With this holding, the Third Circuit joined California and the four Midwestern states of the Sixth Circuit in recognizing the centrality of cross-examination to fairly deciding he-said/she-said, credibility-based cases. The First Circuit, based in New England, also has held that “due process in the university disciplinary setting requires some opportunity for real-time cross-examination, even if only through a hearing panel.”
In oral argument before a three-judge panel, the university’s lawyer cited the efficiency of the single-investigator model. The court strongly disagreed. Judge David Porter, writing for the court, found “that USciences’s contractual promises of ‘fair’ and ‘equitable’ treatment to those accused of sexual misconduct require at least a real, live, and adversarial hearing and the opportunity for the accused student or his or her representative to cross-examine witnesses — including his or her accusers.”

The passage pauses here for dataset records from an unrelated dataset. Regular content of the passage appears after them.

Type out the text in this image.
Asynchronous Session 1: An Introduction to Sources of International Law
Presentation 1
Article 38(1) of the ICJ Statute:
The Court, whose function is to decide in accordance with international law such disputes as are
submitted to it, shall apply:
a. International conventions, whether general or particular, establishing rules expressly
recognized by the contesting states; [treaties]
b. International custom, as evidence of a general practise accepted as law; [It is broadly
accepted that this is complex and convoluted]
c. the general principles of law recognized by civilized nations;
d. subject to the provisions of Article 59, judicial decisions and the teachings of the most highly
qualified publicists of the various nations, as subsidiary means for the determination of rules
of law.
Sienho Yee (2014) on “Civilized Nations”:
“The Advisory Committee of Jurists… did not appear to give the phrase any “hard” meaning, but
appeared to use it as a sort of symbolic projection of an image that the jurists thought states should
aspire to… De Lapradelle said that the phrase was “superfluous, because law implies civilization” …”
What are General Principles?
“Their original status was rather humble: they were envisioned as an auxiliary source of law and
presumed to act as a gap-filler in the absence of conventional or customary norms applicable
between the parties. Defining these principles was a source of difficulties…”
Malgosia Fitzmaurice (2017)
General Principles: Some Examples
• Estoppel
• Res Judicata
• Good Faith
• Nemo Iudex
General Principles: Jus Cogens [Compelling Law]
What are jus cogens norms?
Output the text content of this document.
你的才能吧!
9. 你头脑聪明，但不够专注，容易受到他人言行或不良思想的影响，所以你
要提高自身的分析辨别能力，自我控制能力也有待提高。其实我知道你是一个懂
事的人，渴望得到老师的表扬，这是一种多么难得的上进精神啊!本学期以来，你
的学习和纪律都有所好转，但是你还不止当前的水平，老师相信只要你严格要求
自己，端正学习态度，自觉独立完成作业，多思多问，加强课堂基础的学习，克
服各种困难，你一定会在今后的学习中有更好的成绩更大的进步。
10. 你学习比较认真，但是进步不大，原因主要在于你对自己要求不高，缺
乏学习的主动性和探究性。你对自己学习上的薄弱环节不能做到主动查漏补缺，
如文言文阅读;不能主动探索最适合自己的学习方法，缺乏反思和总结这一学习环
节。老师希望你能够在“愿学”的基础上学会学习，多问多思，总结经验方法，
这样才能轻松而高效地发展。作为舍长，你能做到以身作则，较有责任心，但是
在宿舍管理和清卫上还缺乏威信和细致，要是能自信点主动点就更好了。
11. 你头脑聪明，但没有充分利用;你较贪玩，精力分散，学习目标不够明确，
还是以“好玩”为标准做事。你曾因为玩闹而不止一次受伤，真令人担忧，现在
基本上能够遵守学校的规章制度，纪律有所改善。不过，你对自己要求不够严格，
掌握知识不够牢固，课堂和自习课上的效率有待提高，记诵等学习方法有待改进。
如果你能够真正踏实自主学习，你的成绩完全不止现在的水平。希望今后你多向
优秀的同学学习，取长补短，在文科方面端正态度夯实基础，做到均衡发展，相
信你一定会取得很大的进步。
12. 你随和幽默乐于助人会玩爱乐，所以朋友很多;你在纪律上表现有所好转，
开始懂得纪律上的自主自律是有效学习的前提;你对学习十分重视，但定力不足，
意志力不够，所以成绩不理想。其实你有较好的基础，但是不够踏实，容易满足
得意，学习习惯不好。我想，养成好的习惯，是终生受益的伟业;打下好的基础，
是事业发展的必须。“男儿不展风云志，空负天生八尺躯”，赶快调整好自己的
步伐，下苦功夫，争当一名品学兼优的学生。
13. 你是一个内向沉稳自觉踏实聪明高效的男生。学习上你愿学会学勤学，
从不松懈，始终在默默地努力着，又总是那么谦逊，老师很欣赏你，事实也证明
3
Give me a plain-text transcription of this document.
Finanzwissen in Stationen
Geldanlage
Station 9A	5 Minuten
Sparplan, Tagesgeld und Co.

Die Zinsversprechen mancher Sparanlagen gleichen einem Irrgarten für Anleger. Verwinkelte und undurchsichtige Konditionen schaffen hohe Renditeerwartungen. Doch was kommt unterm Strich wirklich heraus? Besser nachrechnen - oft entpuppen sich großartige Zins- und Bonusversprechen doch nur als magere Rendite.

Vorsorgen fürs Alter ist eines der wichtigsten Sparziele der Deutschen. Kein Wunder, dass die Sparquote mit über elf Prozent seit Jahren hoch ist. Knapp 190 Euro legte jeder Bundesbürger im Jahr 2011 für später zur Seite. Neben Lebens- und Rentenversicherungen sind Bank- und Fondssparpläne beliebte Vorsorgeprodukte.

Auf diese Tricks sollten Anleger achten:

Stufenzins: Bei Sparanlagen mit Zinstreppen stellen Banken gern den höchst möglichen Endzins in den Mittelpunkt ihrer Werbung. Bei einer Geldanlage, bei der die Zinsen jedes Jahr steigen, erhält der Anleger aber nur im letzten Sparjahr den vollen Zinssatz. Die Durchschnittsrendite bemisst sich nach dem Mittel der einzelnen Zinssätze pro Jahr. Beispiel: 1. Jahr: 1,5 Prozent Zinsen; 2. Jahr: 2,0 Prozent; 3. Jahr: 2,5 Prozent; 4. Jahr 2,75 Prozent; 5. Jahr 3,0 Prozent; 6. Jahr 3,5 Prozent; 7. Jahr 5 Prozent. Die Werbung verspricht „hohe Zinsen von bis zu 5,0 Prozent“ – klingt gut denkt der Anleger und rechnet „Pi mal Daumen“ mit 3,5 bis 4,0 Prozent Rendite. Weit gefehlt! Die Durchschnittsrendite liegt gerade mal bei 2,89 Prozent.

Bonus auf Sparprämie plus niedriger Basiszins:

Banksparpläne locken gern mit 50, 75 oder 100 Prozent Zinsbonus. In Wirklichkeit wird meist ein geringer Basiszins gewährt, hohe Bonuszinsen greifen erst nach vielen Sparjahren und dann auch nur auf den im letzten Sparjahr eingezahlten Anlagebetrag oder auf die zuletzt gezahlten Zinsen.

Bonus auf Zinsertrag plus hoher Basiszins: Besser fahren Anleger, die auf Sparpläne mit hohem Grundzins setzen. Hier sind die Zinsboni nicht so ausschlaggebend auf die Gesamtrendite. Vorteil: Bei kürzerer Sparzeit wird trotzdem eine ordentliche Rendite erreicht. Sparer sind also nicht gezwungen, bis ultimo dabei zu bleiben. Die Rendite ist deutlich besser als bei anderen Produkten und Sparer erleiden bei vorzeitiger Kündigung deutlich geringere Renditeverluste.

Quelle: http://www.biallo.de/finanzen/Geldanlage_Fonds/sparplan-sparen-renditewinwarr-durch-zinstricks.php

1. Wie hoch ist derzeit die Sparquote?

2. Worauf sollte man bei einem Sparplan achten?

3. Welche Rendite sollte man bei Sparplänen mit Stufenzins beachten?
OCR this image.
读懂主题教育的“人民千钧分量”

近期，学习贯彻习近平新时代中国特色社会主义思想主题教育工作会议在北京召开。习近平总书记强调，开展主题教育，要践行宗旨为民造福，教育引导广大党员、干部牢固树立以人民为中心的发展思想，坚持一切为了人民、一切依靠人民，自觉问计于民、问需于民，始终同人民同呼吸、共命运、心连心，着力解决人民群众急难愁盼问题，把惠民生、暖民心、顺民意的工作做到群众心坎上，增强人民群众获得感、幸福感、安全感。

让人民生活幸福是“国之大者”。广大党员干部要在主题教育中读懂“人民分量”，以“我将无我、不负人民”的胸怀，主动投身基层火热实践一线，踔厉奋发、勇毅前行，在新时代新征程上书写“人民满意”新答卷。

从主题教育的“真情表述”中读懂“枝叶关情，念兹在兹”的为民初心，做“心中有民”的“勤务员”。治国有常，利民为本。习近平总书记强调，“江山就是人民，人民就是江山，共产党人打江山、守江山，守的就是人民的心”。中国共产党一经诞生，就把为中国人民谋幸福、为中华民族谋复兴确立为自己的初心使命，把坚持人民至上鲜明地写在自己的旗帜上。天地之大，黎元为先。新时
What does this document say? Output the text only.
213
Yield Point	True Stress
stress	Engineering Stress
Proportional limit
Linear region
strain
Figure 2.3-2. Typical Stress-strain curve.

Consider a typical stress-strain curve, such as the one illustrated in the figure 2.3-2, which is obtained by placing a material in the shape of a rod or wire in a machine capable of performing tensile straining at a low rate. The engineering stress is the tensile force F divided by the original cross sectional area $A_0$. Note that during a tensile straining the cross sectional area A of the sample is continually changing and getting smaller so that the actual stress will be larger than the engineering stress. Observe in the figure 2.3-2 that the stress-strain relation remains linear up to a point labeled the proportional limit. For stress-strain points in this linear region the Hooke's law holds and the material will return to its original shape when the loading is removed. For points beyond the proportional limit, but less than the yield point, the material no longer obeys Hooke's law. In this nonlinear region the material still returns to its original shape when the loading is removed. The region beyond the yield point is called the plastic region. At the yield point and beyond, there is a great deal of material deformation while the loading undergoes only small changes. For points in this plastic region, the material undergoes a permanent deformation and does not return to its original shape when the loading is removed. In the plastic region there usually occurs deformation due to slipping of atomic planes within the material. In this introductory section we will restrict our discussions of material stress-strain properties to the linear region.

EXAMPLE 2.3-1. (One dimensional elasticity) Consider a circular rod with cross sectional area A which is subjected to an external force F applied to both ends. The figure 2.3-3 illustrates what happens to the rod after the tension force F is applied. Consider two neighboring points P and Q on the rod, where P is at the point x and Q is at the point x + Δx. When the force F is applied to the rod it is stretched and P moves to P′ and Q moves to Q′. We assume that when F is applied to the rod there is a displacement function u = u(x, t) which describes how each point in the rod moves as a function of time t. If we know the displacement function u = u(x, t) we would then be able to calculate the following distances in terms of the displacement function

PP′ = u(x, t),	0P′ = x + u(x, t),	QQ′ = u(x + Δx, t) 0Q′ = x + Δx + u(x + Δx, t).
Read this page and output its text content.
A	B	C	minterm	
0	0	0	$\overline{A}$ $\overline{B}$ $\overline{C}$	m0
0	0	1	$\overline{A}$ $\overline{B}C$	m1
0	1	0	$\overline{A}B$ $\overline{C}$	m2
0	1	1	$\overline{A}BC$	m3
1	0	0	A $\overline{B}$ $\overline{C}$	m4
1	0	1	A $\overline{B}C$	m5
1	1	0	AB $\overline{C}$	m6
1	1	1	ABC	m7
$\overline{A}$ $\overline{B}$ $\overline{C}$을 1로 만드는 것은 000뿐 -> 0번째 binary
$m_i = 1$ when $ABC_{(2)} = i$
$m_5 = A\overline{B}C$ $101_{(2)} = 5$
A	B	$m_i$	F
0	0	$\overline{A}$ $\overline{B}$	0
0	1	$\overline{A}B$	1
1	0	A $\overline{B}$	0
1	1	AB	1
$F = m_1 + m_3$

As USciences did here, universities often urge the judge not to second-guess their guilty findings, claiming that they’re acting in an “educational” capacity. Judge Porter acknowledged the wisdom of this approach in evaluating academic disciplinary matters such as student plagiarism or faculty promotion. But, he pointedly noted, “this is not such a case. The investigation and fair adjudication of alleged criminal activity like sexual assault is not uniquely within the province of colleges and universities.” The opinion recognized that, in the end, basic procedural protections provide the surest path to fairness given the life-altering consequences of a wrongful finding of guilt.